Croatti ha definito inadeguato considerare un progresso la convocazione di un tavolo di confronto che si limita ad aggiornarsi a ottobre, mentre centinaia di famiglie vivono nell’incertezza più totale riguardo al proprio futuro lavorativo. Questa modalità di gestione della crisi, a suo avviso, dimostra una pericolosa sottovalutazione della gravità della situazione in corso.

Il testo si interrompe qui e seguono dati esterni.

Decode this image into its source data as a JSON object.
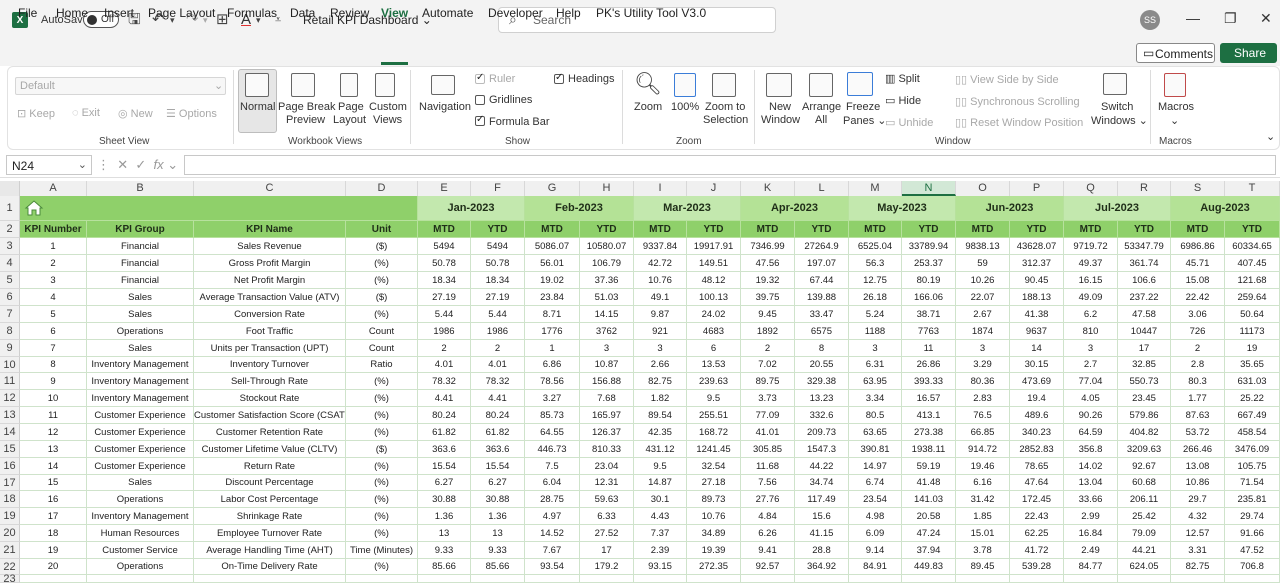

Il senatore ha ribadito con forza che i lavoratori necessitano di risposte immediate e concrete. Il nuovo piano industriale che verrà presentato non può essere una semplice rielaborazione di quello già discusso in precedenza. È indispensabile che escluda in modo categorico i 1.700 esuberi previsti e la chiusura dello stabilimento di Cerreto d’Esi, garantendo la salvaguardia di tutti i siti produttivi presenti sul territorio italiano.
Croatti ha sottolineato come il Governo non possa nascondersi dietro la retorica della crisi europea o limitarsi a promettere documenti da presentare alle istituzioni di Bruxelles. Gli ammortizzatori sociali, pur essendo uno strumento necessario e doveroso, non devono trasformarsi in un mezzo per addormentare le coscienze e accompagnare passivamente l’ennesimo abbandono industriale o favorire nuove delocalizzazioni produttive.
L’esecutivo deve abbandonare il ruolo di semplice spettatore e mantenere invece una pressione costante e forte sull’azienda. È necessario pretendere garanzie vincolanti e concrete su tre fronti fondamentali: la salvaguardia dell’occupazione, gli investimenti sul territorio italiano e la centralità strategica degli stabilimenti nazionali.
Il Movimento 5 Stelle, ha concluso Croatti, continuerà senza sosta a monitorare l’operato del Governo e sarà sempre al fianco delle lavoratrici e dei lavoratori coinvolti nella vertenza, con l’obiettivo di ottenere una soluzione solida, concreta e che possa durare nel tempo.